Jessica Lee Ives centers the human figure within a dense and dappled scene, blurring the distinction between figure and forest. Ives paints from photographic sources of her own explorations to engage with the idea that people and nature are interconnected. Her energetic brushwork animates ferns and trees, she paints light pushing through to create a porous scene, enveloping and attaching the small scale of the figure to its surroundings.
Amelia MacDougall uses the tactile density of hooked fiber to give weight to moments that feel both fleeting and fixed. Her series of deer portraits read as an analog stop-motion animation, slowing the viewer to take in each turn of the head. In her depiction of a deer bed, MacDougall emphasizes the ground itself as a site of contact, where movement leaves marks and memory is held in texture.
Dean McCrillis approaches the natural world through scenes of hunting, fishing, and exploration. His paintings capture both physical immersion in landscape and the forging of identity through nature. There is an urgency to his brushwork and an immediacy to the tight framing of his compositions that suggest a blunt interest in his surroundings. Nature here is not a backdrop but a proving ground, a place of camaraderie, solitude, and self-definition.
Nathaniel Meyer paints a heightened view of Maine’s idyllic scenery. His classically designed compositions illustrate dramatic skies over sculptural coastlines, and majestic trees and abundant flowers emerging from the soil. In Hidden Impacts, a painted ornamental border of stylized motifs from within the depicted scene serves as a trompe l’oeil frame. The echoed pine trees and flowers amplify the experience of the painting’s iconic scene.

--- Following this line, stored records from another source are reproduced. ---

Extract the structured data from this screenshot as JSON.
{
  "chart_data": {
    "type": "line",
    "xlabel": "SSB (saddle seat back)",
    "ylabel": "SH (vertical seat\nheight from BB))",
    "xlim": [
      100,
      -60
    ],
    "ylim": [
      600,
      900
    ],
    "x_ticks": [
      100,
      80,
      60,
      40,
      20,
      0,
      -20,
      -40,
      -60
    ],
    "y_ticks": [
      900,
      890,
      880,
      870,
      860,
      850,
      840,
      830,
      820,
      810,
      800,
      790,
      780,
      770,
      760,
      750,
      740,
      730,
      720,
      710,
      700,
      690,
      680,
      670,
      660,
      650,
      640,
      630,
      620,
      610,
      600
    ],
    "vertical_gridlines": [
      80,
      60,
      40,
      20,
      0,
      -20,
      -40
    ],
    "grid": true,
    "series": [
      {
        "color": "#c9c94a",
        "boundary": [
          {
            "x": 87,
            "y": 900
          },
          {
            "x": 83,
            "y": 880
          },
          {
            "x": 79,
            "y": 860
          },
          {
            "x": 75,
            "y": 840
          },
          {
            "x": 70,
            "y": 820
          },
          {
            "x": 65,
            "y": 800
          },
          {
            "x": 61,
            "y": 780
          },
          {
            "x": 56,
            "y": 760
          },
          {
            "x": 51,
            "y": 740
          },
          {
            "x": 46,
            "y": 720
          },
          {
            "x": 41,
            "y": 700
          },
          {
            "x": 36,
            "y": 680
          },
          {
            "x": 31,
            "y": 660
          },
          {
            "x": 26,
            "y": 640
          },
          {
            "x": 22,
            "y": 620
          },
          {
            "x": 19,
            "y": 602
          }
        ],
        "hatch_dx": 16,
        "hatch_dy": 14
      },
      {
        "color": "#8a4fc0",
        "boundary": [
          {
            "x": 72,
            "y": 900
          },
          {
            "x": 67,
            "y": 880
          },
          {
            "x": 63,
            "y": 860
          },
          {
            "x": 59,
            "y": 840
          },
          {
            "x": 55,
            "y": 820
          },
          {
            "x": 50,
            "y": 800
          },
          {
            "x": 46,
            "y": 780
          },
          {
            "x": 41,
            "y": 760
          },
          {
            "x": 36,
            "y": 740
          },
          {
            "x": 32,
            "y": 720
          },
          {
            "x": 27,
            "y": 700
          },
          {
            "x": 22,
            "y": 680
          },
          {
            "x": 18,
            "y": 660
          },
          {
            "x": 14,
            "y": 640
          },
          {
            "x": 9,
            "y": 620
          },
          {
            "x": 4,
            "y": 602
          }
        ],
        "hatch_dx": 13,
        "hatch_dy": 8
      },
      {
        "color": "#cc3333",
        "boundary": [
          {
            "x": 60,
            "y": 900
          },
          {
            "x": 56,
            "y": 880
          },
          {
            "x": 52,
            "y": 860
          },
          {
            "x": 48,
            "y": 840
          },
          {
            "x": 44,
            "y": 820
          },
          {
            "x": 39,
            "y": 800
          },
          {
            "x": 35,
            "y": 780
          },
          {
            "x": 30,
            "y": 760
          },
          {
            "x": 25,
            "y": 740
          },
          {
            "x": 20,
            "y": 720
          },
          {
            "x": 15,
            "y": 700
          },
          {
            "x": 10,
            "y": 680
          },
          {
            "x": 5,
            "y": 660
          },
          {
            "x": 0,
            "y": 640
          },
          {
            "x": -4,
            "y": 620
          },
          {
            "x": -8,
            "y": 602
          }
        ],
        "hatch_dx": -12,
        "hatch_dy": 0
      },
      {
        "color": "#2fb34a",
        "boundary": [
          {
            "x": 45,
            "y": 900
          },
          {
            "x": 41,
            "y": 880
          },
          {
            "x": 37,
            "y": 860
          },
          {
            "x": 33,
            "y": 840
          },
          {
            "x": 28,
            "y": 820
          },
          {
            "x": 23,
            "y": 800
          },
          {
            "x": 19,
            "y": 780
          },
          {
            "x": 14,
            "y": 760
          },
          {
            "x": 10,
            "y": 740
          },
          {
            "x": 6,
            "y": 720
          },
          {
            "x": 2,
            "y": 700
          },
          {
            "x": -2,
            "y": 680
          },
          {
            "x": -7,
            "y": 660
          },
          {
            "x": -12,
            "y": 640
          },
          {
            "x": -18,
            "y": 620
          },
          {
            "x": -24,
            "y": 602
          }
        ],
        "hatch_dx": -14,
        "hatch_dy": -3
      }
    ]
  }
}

Sal Taylor Kydd extends the exhibition’s meditation on belonging and perception with her botanical photographs. Her images emerge from a deliberate slowing down, an act of sustained looking that transforms observation into a kind of grounding. As she writes, the natural world becomes a stabilizing force—something “solid to hold on to” amid impermanence. Her work invites viewers into that same attentive state, where light, form, and stillness open onto deeper connection.